A similar problem exists with “orphan medicines” – medications and
procedures for treating very rare illnesses.

What could be done?

In discussions with Nathan Zeldes and with Dr. Yoav Medan (who is involved with the orphan technology of 3D printing of prosthetic hands), the following ideas were mentioned.

1. Students doing Final Projects

  • STEM students, who do their final projects, can profit from working
    on an orphan technology as their final project. The students provide
    a service and in exchange for it, they gain experience which will help
    them later make more money in their careers.
    However, most students cannot bring a product to market. The
    best they can do is to solve problems in a local and limited community.
  • People, who are not students, could gain both experience and reputation by working on such problems.
  • Companies could sponsor such projects, in order to get favorable
    advertising, improve their reputation, etc.
  • It would be a good idea to develop ways to quickly monetize experience/reputation to allow people to live well by doing those projects for a living.

2. Dual-use Technologies

For the deaf and HOH (Hard of Hearing), most of the relevant technologies happen to have dual use, starting from Alexander Graham Bell’s telephone. Robert Weitbrecht’s acoustic coupler was useful not only for allowing deaf people use teletypes over phone lines (and not only over telex lines) but also for other data communication users.

My personal experience was with adding Hebrew support to the Nokia 9110 and Nokia 9210 smartphones at the beginning of 21st century. Those cellular phones were very useful for the deaf in the pre-SMS era thanks to their ability to send and receive FAX messages. Since Hebrew support was useful also for Hebrew-speaking hearing people, it was a profitable endeavor for Erez Zino and me. See also: כנגד קול הסיכויים (in Hebrew).

A variant of this approach is for biotech and pharma companies, when developing a new technology, to first develop it to treat orphan/rare diseases. This gives them regulatory and reimbursement advantages. Once the technology is developed, it is applied also to common diseases, for which established therapies already exist.

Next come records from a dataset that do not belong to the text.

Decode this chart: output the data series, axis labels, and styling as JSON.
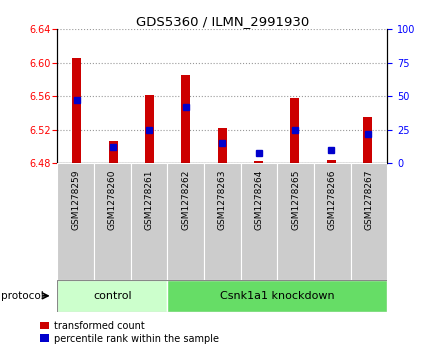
{
  "title": "GDS5360 / ILMN_2991930",
  "samples": [
    "GSM1278259",
    "GSM1278260",
    "GSM1278261",
    "GSM1278262",
    "GSM1278263",
    "GSM1278264",
    "GSM1278265",
    "GSM1278266",
    "GSM1278267"
  ],
  "transformed_counts": [
    6.605,
    6.507,
    6.561,
    6.585,
    6.522,
    6.483,
    6.558,
    6.484,
    6.535
  ],
  "percentile_ranks": [
    47,
    12,
    25,
    42,
    15,
    8,
    25,
    10,
    22
  ],
  "base_value": 6.48,
  "ylim_left": [
    6.48,
    6.64
  ],
  "ylim_right": [
    0,
    100
  ],
  "yticks_left": [
    6.48,
    6.52,
    6.56,
    6.6,
    6.64
  ],
  "yticks_right": [
    0,
    25,
    50,
    75,
    100
  ],
  "bar_color": "#cc0000",
  "percentile_color": "#0000cc",
  "control_color": "#ccffcc",
  "knockdown_color": "#66dd66",
  "tick_label_bg": "#cccccc",
  "legend_bar": "transformed count",
  "legend_percentile": "percentile rank within the sample",
  "protocol_label": "protocol",
  "n_control": 3,
  "n_knockdown": 6
}
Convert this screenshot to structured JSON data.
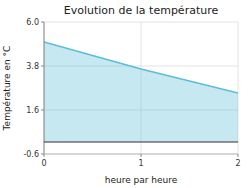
{
  "chart_data": {
    "type": "area",
    "title": "Evolution de la température",
    "xlabel": "heure par heure",
    "ylabel": "Température en °C",
    "x": [
      0,
      1,
      2
    ],
    "values": [
      5.0,
      3.65,
      2.45
    ],
    "color": "#5bbcd6",
    "xlim": [
      0,
      2
    ],
    "ylim": [
      -0.6,
      6.0
    ],
    "xticks": [
      0,
      1,
      2
    ],
    "yticks": [
      -0.6,
      1.6,
      3.8,
      {
        "value": 6.0,
        "label": "6.0"
      }
    ],
    "grid": true
  }
}
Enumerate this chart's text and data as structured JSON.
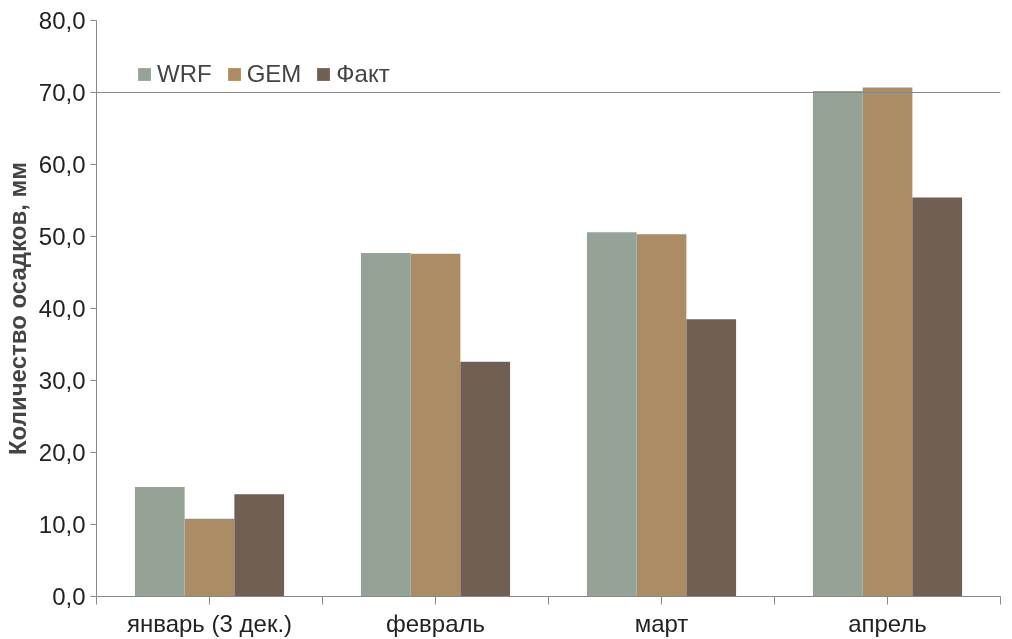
{
  "chart_data": {
    "type": "bar",
    "ylabel": "Количество осадков, мм",
    "categories": [
      "январь (3 дек.)",
      "февраль",
      "март",
      "апрель"
    ],
    "series": [
      {
        "name": "WRF",
        "color": "#94a396",
        "values": [
          15.2,
          47.7,
          50.6,
          70.2
        ]
      },
      {
        "name": "GEM",
        "color": "#ab8c64",
        "values": [
          10.8,
          47.6,
          50.3,
          70.7
        ]
      },
      {
        "name": "Факт",
        "color": "#725f54",
        "values": [
          14.2,
          32.6,
          38.5,
          55.4
        ]
      }
    ],
    "ylim": [
      0,
      80
    ],
    "yticks": [
      {
        "value": 0,
        "label": "0,0"
      },
      {
        "value": 10,
        "label": "10,0"
      },
      {
        "value": 20,
        "label": "20,0"
      },
      {
        "value": 30,
        "label": "30,0"
      },
      {
        "value": 40,
        "label": "40,0"
      },
      {
        "value": 50,
        "label": "50,0"
      },
      {
        "value": 60,
        "label": "60,0"
      },
      {
        "value": 70,
        "label": "70,0"
      },
      {
        "value": 80,
        "label": "80,0"
      }
    ],
    "ref_lines": [
      {
        "axis": "y",
        "value": 70,
        "color": "#888888"
      }
    ],
    "grid": false,
    "legend": "top left"
  }
}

An example is Minovia, which is developing a cell therapy technology to treat mitochondrial diseases. They began by targetting the Pearson Syndrome, which affects only 100 children worldwide.

3. “Micro-business” methodology and support services

Orphan technologies become orphan because the Hi-Tech world is based upon economics of scale. To develop a technology, you need a sufficiently big market to make it worthwhile. A business needs to have a minimum size to have any chance for success.

A methdology, infrastructure and support services to facilitate “micro-businesses” would overcome the above barrier. A micro-business would be a business, which does not require more than few hours a month, after some reasonable initial investment in building it, and would be very profitable (in terms of net income per hour) serving its very limited market.

One such possibility is to have spread out creativity centers (both physical and in the WWW) which help people develop their ideas. Examples: TAMI hackerspace and HAIFAUP.

4. Affluent end-users subsidizing the development

One could get affluent people needing an orphan technology to fund its development. Even if they are few, just one millionaire, with a child afflicted with the problem, could be enough to fund the orphan technology’s development.

Variations of this approach:

  • Government funding of technologies needed to rehabilitate army veterans with disabilities.
  • Collaboration with a non-profit devoted to the disease in question. Some of them have money or access to donors.
  • Philanthropic funding (from people not needing the orphan technology or themselves).
  • A variant of philanthropic funding is to use crowdfunding websites (Headstart, FundIt, PipelBiz, Indiegogo, KickStarter, etc.) to donate to a project.
  • Some companies declare upfront that they will allocate a certain percentage of their profits to social causes (including orphan technologies development), without expectation to make any financial returns.

5. Impact Investments

Some people invest not only for profit but also for social impact. They invest in underserved areas where they can see an eventual upside. An example is Social Finance Israel.